Both statements were stunning if only for some rather pertinent -- and easily ascertained -- details O'Reilly left out. Nas' most recent album, "Untitled," debuted at No. 1, becoming only the third rap album to top the charts this year. And even with the big drop in sales from last week to this one, "Untitled" remains No. 1 on Billboard's list of the top-selling hip-hop and R&B albums, and is still at No. 8 overall.

On top of that, there are at least a couple of good reasons why early sales of the rapper's previous album, 2006's "Hip Hop Is Dead," were so much better than the sales of this latest release. Foremost among them? "Hip Hop Is Dead" was released less than a week before Christmas. You could of course still try to argue that a No. 1 album was "a bomb, a disaster, a catastrophe" if it failed to meet high expectations, but O'Reilly appears to be the only person saying that. In fact, Billboard's Geoff Mayfield -- in contrast to O'Reilly, an actual industry expert -- considered the album a success. "Nas' first week is lighter than the 355,000-unit start of 'Hip-Hop Is Dead,' not uncommon in today's music climate and all the more understandable when you consider that his 2006 album hit stores during the busiest shopping week of the year," Mayfield wrote in a recent article. "This, in fact, marks Nas' first studio set to arrive outside the confines of November or December since his 1999 title, "I Am ..."

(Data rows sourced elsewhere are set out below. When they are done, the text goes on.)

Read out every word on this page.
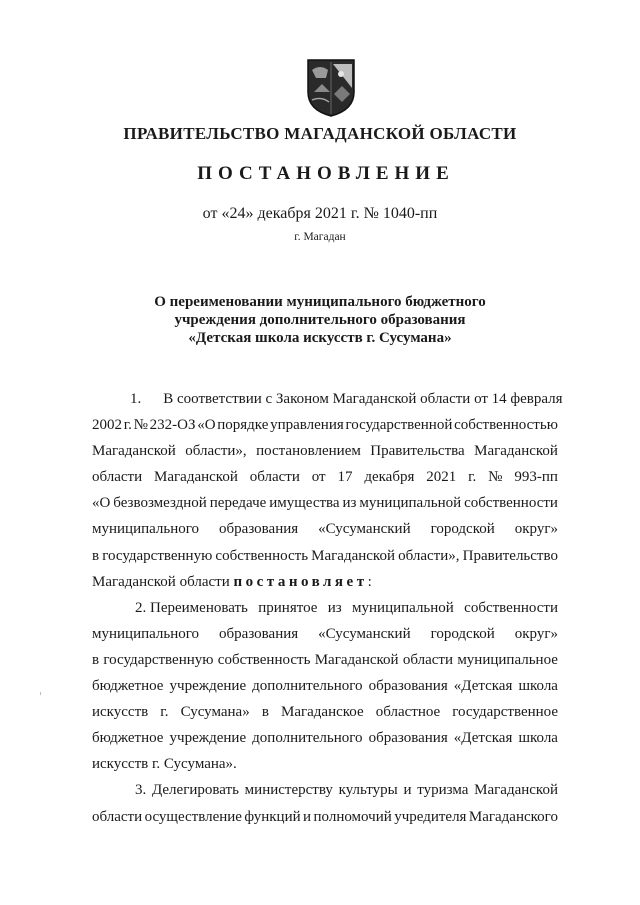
ПРАВИТЕЛЬСТВО МАГАДАНСКОЙ ОБЛАСТИ
ПОСТАНОВЛЕНИЕ
от «24» декабря 2021 г. № 1040-пп
г. Магадан
О переименовании муниципального бюджетного
учреждения дополнительного образования
«Детская школа искусств г. Сусумана»
1. В соответствии с Законом Магаданской области от 14 февраля
2002 г. № 232-ОЗ «О порядке управления государственной собственностью
Магаданской области», постановлением Правительства Магаданской
области Магаданской области от 17 декабря 2021 г. № 993-пп
«О безвозмездной передаче имущества из муниципальной собственности
муниципального образования «Сусуманский городской округ»
в государственную собственность Магаданской области», Правительство
Магаданской области постановляет:
2. Переименовать принятое из муниципальной собственности
муниципального образования «Сусуманский городской округ»
в государственную собственность Магаданской области муниципальное
бюджетное учреждение дополнительного образования «Детская школа
искусств г. Сусумана» в Магаданское областное государственное
бюджетное учреждение дополнительного образования «Детская школа
искусств г. Сусумана».
3. Делегировать министерству культуры и туризма Магаданской
области осуществление функций и полномочий учредителя Магаданского
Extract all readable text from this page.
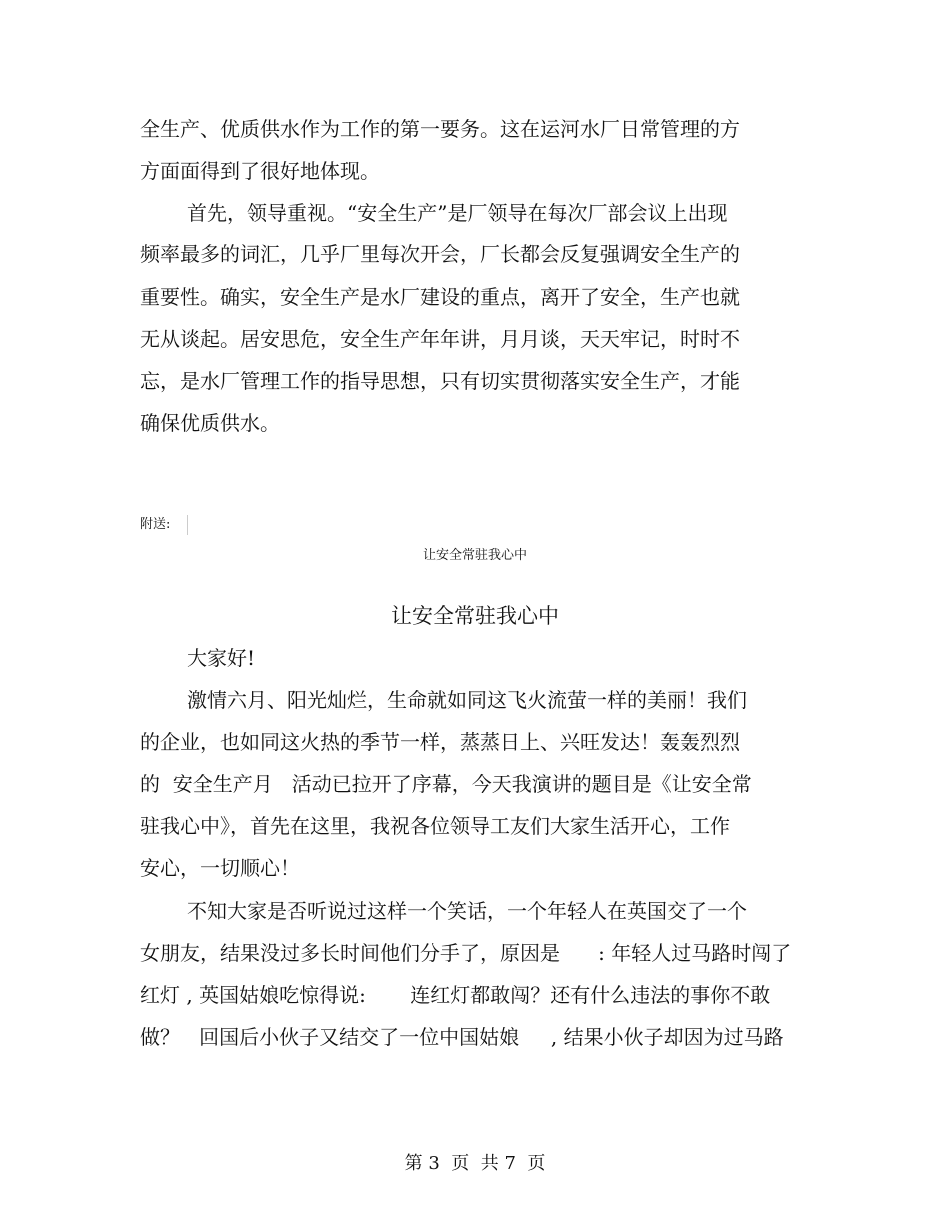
全生产、优质供水作为工作的第一要务。这在运河水厂日常管理的方
方面面得到了很好地体现。
首先，领导重视。“安全生产”是厂领导在每次厂部会议上出现
频率最多的词汇，几乎厂里每次开会，厂长都会反复强调安全生产的
重要性。确实，安全生产是水厂建设的重点，离开了安全，生产也就
无从谈起。居安思危，安全生产年年讲，月月谈，天天牢记，时时不
忘，是水厂管理工作的指导思想，只有切实贯彻落实安全生产，才能
确保优质供水。
附送:
让安全常驻我心中
让安全常驻我心中
大家好!
激情六月、阳光灿烂，生命就如同这飞火流萤一样的美丽！我们
的企业，也如同这火热的季节一样，蒸蒸日上、兴旺发达！轰轰烈烈
的  安全生产月   活动已拉开了序幕，今天我演讲的题目是《让安全常
驻我心中》，首先在这里，我祝各位领导工友们大家生活开心，工作
安心，一切顺心！
不知大家是否听说过这样一个笑话，一个年轻人在英国交了一个
女朋友，结果没过多长时间他们分手了，原因是      : 年轻人过马路时闯了
红灯 , 英国姑娘吃惊得说:       连红灯都敢闯？还有什么违法的事你不敢
做？   回国后小伙子又结交了一位中国姑娘     , 结果小伙子却因为过马路
第 3  页  共 7  页
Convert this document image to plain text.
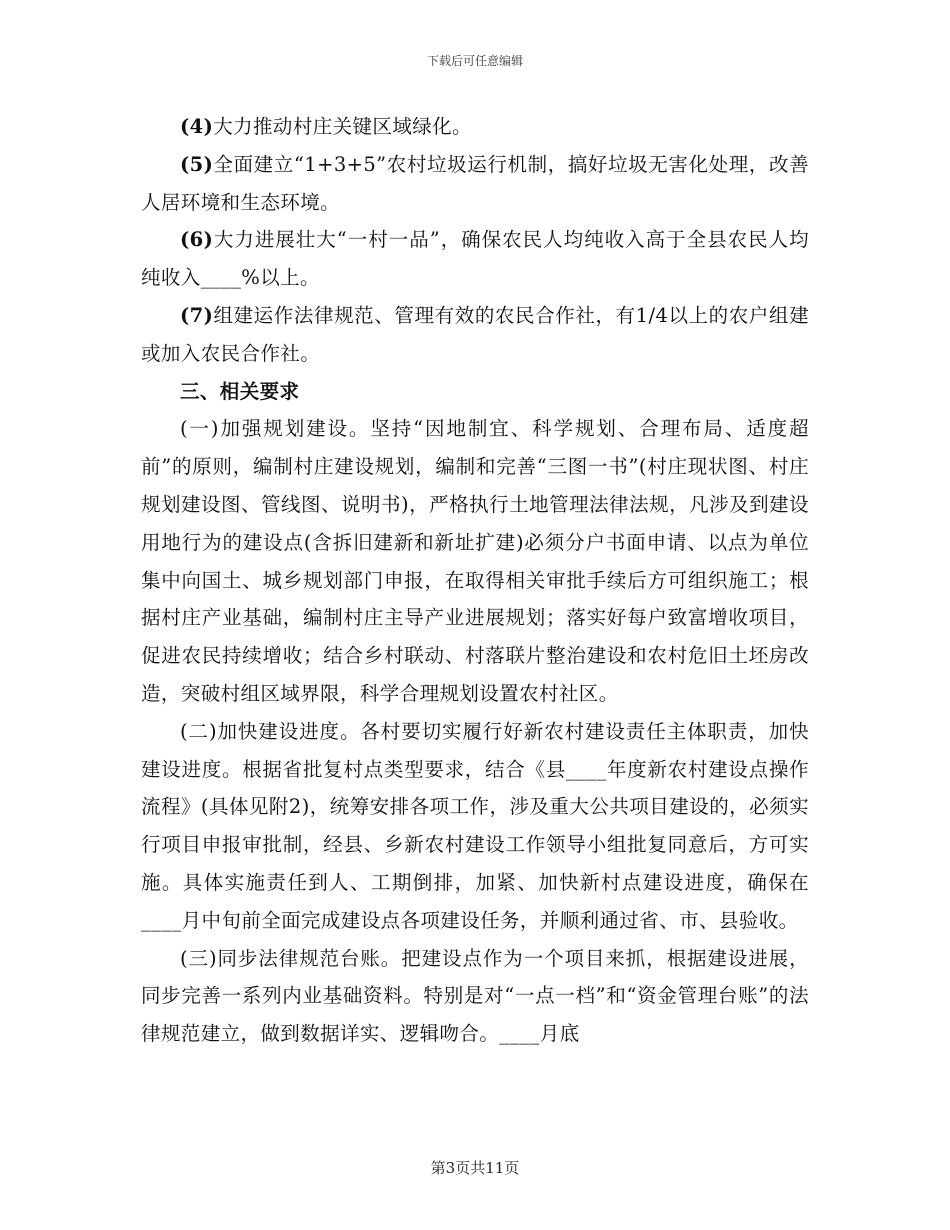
下载后可任意编辑

(4)大力推动村庄关键区域绿化。

(5)全面建立“1+3+5”农村垃圾运行机制，搞好垃圾无害化处理，改善人居环境和生态环境。

(6)大力进展壮大“一村一品”，确保农民人均纯收入高于全县农民人均纯收入____%以上。

(7)组建运作法律规范、管理有效的农民合作社，有1/4以上的农户组建或加入农民合作社。

三、相关要求

(一)加强规划建设。坚持“因地制宜、科学规划、合理布局、适度超前”的原则，编制村庄建设规划，编制和完善“三图一书”(村庄现状图、村庄规划建设图、管线图、说明书)，严格执行土地管理法律法规，凡涉及到建设用地行为的建设点(含拆旧建新和新址扩建)必须分户书面申请、以点为单位集中向国土、城乡规划部门申报，在取得相关审批手续后方可组织施工；根据村庄产业基础，编制村庄主导产业进展规划；落实好每户致富增收项目，促进农民持续增收；结合乡村联动、村落联片整治建设和农村危旧土坯房改造，突破村组区域界限，科学合理规划设置农村社区。

(二)加快建设进度。各村要切实履行好新农村建设责任主体职责，加快建设进度。根据省批复村点类型要求，结合《县____年度新农村建设点操作流程》(具体见附2)，统筹安排各项工作，涉及重大公共项目建设的，必须实行项目申报审批制，经县、乡新农村建设工作领导小组批复同意后，方可实施。具体实施责任到人、工期倒排，加紧、加快新村点建设进度，确保在____月中旬前全面完成建设点各项建设任务，并顺利通过省、市、县验收。

(三)同步法律规范台账。把建设点作为一个项目来抓，根据建设进展，同步完善一系列内业基础资料。特别是对“一点一档”和“资金管理台账”的法律规范建立，做到数据详实、逻辑吻合。____月底

第3页共11页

I know, this isn't exactly an earth-shattering issue. But even after years of following O'Reilly, I was still surprised by this. Even for him, this is just so brazen. Normally, he at least makes some effort to not get caught in untruths, but this time what he said was so obviously contradicted by the facts, which were available to anyone with an Internet connection and a minute to spare. So I have to wonder -- does O'Reilly just have very, very little faith in the reasoning abilities of his audience, or is he lying to himself too?